» Famiglie d’Italia
Par Rosetta Franchetti
La famille italienne : on se plaît à imaginer
une mamma entourée de ses innombrables marmots, un père
jouant son rôle de patriarche. Mais la réalité
est tout autre : divorce, concubinage, faible taux de natalité,
envie d’indépendance... À quoi donc ressemble
la famille italienne d’aujourd’hui ?
Ce que notre constitution appelle « Une
société naturelle fondée sur le mariage
» a subi avec le temps de nombreux changements dus à
différents facteurs comme l’organisation sociale,
économique et culturelle. Tout en restant l’origine
de la société et le lieu basique de la socialisation,
la famille, semble prendre le chemin, en Italie aussi, d’une
nouvelle définition. Chez nous on dit que la mamma est
une institution. La famille est le pilier d’une nation
où, semble-t-il, les enfants ne veulent pas quitter la
maison. Cela est si vrai que pour qualifier le phénomène,
on a inventé le terme mammismo, qui a fait le tour du
monde. À présent, inexorablement l’Italie
pullule de mammoni.
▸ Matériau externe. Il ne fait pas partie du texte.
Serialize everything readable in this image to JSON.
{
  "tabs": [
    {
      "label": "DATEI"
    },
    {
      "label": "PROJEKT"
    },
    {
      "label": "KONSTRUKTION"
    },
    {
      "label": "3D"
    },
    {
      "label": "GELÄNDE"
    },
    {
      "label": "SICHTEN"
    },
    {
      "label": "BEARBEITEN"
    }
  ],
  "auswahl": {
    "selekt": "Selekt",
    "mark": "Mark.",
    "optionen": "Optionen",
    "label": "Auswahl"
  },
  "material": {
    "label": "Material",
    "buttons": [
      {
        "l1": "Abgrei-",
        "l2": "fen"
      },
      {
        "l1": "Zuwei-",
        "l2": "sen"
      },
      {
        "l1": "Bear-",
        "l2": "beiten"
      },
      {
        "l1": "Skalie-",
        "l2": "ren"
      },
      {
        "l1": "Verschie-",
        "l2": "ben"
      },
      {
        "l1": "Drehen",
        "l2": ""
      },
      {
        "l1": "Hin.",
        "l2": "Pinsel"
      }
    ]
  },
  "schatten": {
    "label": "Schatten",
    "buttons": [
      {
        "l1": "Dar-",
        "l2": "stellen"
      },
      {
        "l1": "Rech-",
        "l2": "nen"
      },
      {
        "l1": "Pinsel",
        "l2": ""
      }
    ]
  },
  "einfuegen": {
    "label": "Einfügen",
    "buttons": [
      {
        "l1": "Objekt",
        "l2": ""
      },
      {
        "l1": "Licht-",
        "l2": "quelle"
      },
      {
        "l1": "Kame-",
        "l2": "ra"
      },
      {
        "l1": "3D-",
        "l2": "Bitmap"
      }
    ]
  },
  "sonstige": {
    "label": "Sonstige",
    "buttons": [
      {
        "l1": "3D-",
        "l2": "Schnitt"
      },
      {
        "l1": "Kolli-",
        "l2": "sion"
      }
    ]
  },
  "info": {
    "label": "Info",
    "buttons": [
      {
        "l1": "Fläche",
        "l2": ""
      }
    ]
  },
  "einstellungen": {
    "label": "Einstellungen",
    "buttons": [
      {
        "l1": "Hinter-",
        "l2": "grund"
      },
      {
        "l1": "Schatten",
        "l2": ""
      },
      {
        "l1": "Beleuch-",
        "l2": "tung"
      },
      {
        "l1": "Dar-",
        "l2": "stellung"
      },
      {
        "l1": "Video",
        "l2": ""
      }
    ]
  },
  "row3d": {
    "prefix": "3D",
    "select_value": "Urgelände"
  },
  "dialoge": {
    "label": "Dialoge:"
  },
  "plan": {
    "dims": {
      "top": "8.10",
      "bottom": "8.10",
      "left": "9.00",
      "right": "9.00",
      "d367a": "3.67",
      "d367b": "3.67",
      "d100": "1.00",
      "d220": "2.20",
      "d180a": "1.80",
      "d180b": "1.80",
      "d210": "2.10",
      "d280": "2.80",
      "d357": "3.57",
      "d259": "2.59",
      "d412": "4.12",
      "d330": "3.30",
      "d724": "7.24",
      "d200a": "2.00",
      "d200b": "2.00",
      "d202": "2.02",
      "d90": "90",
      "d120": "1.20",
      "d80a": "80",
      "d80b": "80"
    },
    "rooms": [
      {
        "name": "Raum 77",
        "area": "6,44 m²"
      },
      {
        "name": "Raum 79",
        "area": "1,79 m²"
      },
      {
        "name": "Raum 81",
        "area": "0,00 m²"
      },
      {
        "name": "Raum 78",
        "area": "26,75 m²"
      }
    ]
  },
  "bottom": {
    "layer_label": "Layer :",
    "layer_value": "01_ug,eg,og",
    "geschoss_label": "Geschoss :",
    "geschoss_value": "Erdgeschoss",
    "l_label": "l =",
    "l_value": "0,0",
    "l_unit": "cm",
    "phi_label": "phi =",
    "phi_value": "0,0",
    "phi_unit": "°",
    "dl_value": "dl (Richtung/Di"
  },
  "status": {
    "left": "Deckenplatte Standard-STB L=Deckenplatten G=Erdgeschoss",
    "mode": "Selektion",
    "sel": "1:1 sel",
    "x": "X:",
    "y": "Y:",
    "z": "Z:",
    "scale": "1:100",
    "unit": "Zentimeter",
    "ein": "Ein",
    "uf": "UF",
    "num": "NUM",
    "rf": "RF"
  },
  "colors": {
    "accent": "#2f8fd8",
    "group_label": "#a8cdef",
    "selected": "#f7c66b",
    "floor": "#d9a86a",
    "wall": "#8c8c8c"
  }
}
Mais est-ce tout à fait vrai ? Quelle
est la vraie famille italienne, lieux communs mis à part
? L’ISTAT, Institut national de la statistique en Italie,
la définit comme « cet ensemble de personnes unies
par des liens de mariage, de parenté, d’affinités,
de tutelle ou d’affection, habitant ou ayant demeure dans
la même commune ». Cette définition est déjà
le reflet d’un phénomène, en cours depuis
quelque temps, de changement par rapport à sa forme traditionnelle
(mari, femme, enfants) et d’augmentation d’aspects
nouveaux (par exemple famille monoparentale, concubinage, etc).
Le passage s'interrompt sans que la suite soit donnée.